Le recul de la monnaie unique pourrait se révéler délicat pour l'Europe. Pas pour les entreprises du Vieux Continent, qui gagnent en compétitivité. Non, la menace provient des risques inflationnistes. Un phénomène directement lié au prix du pétrole, calculé en dollar.

Depuis début 2002, la vigueur de l'euro a permis de tempérer l'explosion du cours de l'or noir. Le baril de brut est passé de 20 à 55 dollars. Dans le même temps, l'euro a grimpé de 0,9 à plus de1,30 dollar. Converti en devise européenne, le pétrole a évolué dans une fourchette allant de 22 à 35 euros. Le renchérissement du brut a été partiellement neutralisé. Du moins jusqu'à l'automne dernier. Le pétrole a depuis cassé la barrière des 40 euros.

Un constat s'impose. Le plongeon actuel de la monnaie unique n'est pas vraiment une bonne nouvelle. Il va renchérir la facture pétrolière des pays européens. Bien qu'elle soit attendue à 1,8% en 2005, contre 2,1% l'année dernière, l'inflation risque d'effectuer son retour sur le devant de la scène. Théorique pour l'instant, la menace inflationniste semble bien réelle.
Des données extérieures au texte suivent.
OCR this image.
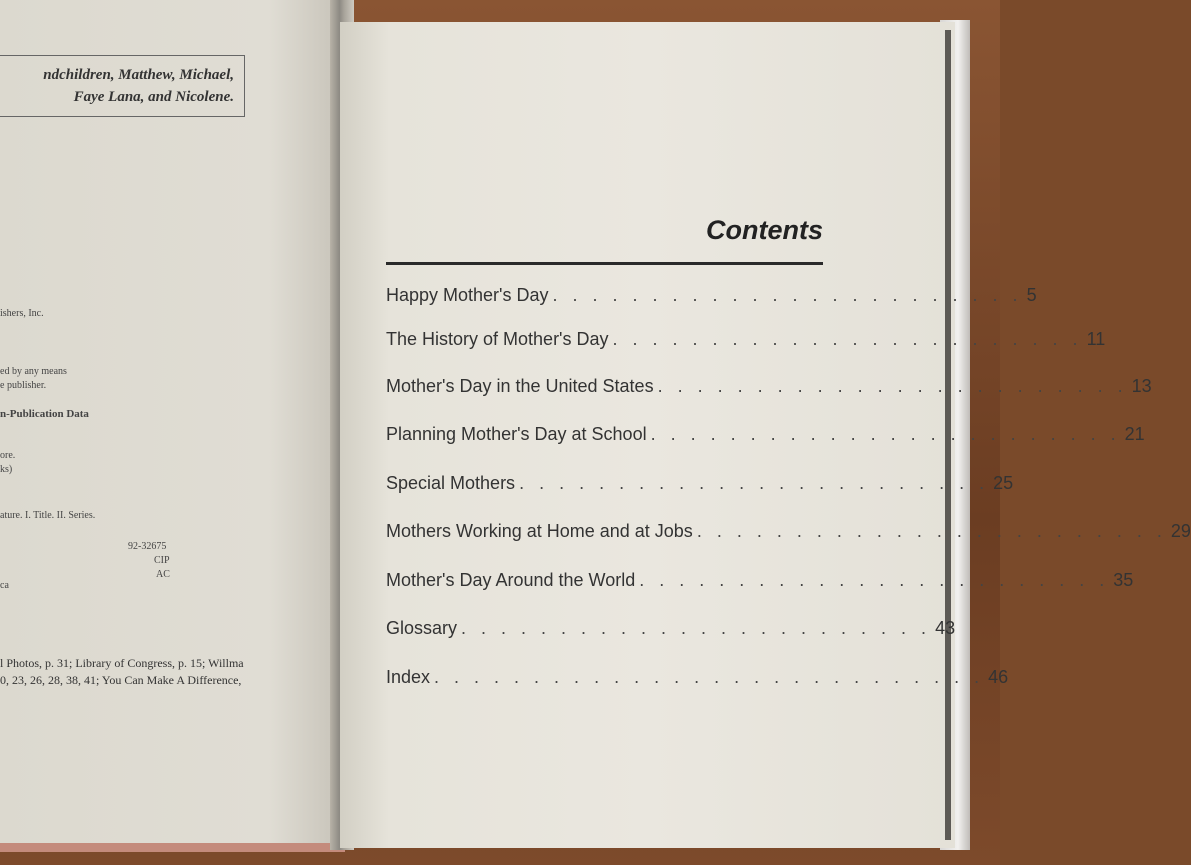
ndchildren, Matthew, Michael,
Faye Lana, and Nicolene.
ishers, Inc.
ed by any means
e publisher.
n-Publication Data
ore.
ks)
ature. I. Title. II. Series.
92-32675
CIP
AC
ca
l Photos, p. 31; Library of Congress, p. 15; Willma
0, 23, 26, 28, 38, 41; You Can Make A Difference,
Contents
Happy Mother's Day . . . . . . . . . . . . . . . . . . . . . . . . 5
The History of Mother's Day . . . . . . . . . . . . . . . . . . . . . . . . 11
Mother's Day in the United States . . . . . . . . . . . . . . . . . . . . . . . . 13
Planning Mother's Day at School . . . . . . . . . . . . . . . . . . . . . . . . 21
Special Mothers . . . . . . . . . . . . . . . . . . . . . . . . 25
Mothers Working at Home and at Jobs . . . . . . . . . . . . . . . . . . . . . . . . 29
Mother's Day Around the World . . . . . . . . . . . . . . . . . . . . . . . . 35
Glossary . . . . . . . . . . . . . . . . . . . . . . . . 43
Index . . . . . . . . . . . . . . . . . . . . . . . . . . . . 46
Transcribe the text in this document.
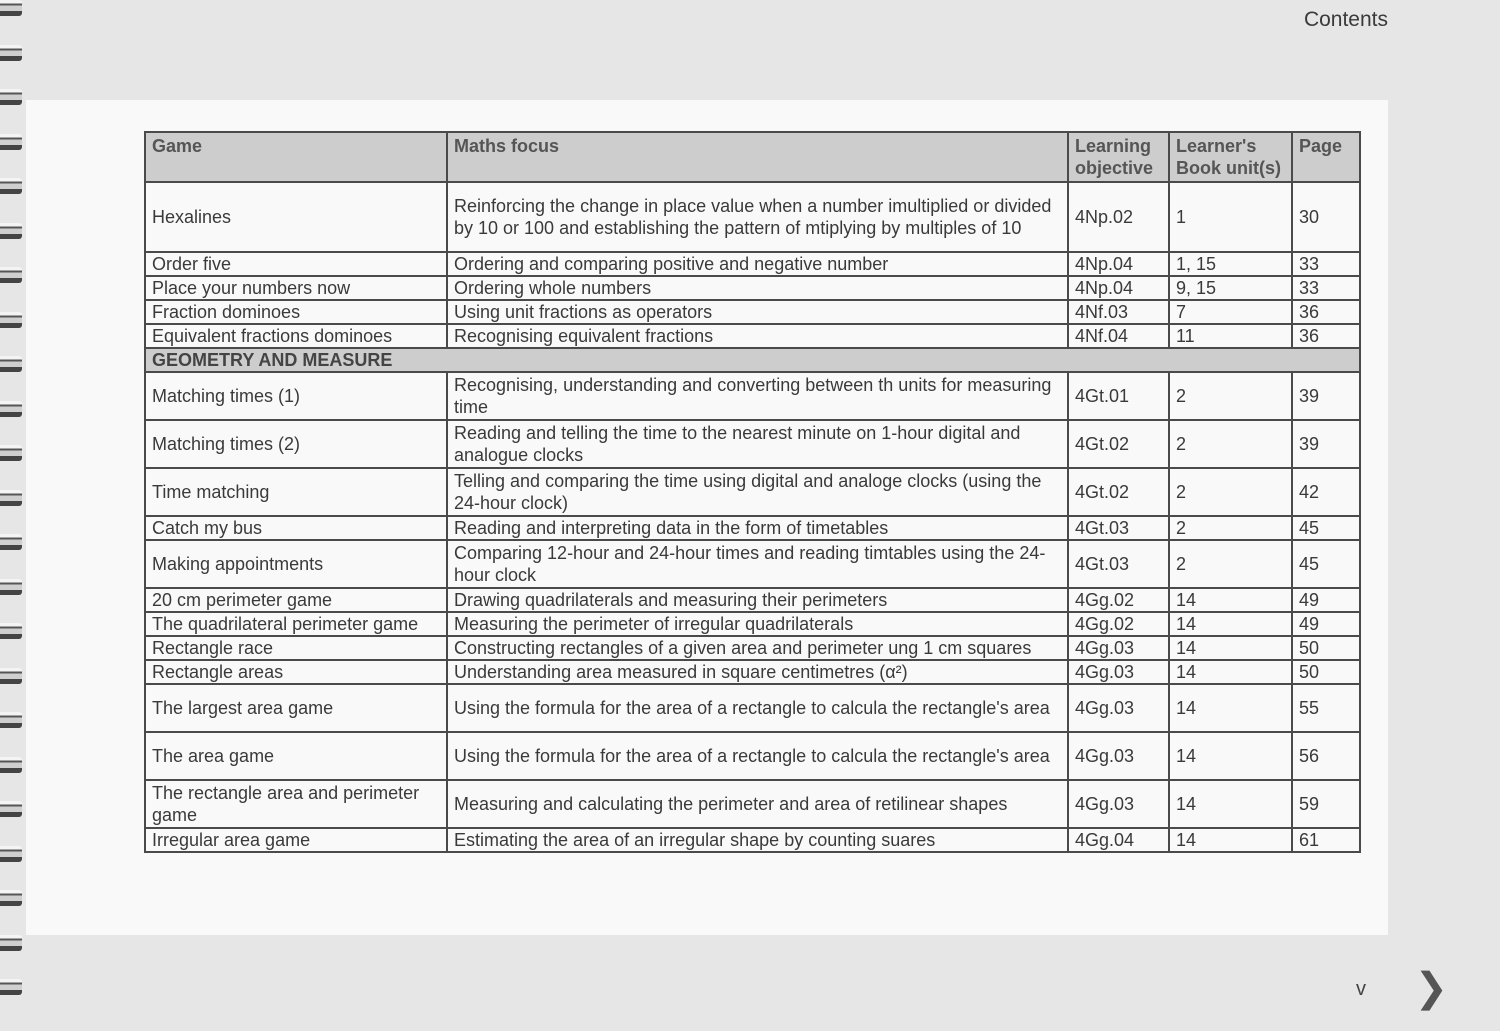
Contents
Game	Maths focus	Learning objective	Learner's Book unit(s)	Page
Hexalines	Reinforcing the change in place value when a number imultiplied or divided by 10 or 100 and establishing the pattern of mtiplying by multiples of 10	4Np.02	1	30
Order five	Ordering and comparing positive and negative number	4Np.04	1, 15	33
Place your numbers now	Ordering whole numbers	4Np.04	9, 15	33
Fraction dominoes	Using unit fractions as operators	4Nf.03	7	36
Equivalent fractions dominoes	Recognising equivalent fractions	4Nf.04	11	36
GEOMETRY AND MEASURE				
Matching times (1)	Recognising, understanding and converting between th units for measuring time	4Gt.01	2	39
Matching times (2)	Reading and telling the time to the nearest minute on 1-hour digital and analogue clocks	4Gt.02	2	39
Time matching	Telling and comparing the time using digital and analoge clocks (using the 24-hour clock)	4Gt.02	2	42
Catch my bus	Reading and interpreting data in the form of timetables	4Gt.03	2	45
Making appointments	Comparing 12-hour and 24-hour times and reading timtables using the 24-hour clock	4Gt.03	2	45
20 cm perimeter game	Drawing quadrilaterals and measuring their perimeters	4Gg.02	14	49
The quadrilateral perimeter game	Measuring the perimeter of irregular quadrilaterals	4Gg.02	14	49
Rectangle race	Constructing rectangles of a given area and perimeter ung 1 cm squares	4Gg.03	14	50
Rectangle areas	Understanding area measured in square centimetres (α²)	4Gg.03	14	50
The largest area game	Using the formula for the area of a rectangle to calcula the rectangle's area	4Gg.03	14	55
The area game	Using the formula for the area of a rectangle to calcula the rectangle's area	4Gg.03	14	56
The rectangle area and perimeter game	Measuring and calculating the perimeter and area of retilinear shapes	4Gg.03	14	59
Irregular area game	Estimating the area of an irregular shape by counting suares	4Gg.04	14	61
v ❯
Mais l'économie européenne, stagnante, ne pourra pas s'offrir le luxe d'une hausse des taux.

Délicat, tout cela. On sait que la Banque centrale européenne n'acceptera aucun dérapage du côté des prix. Dès lors, un fort repli du cours du baril s'avère nécessaire. Le pétrole n'a pas fini de faire trembler les économies.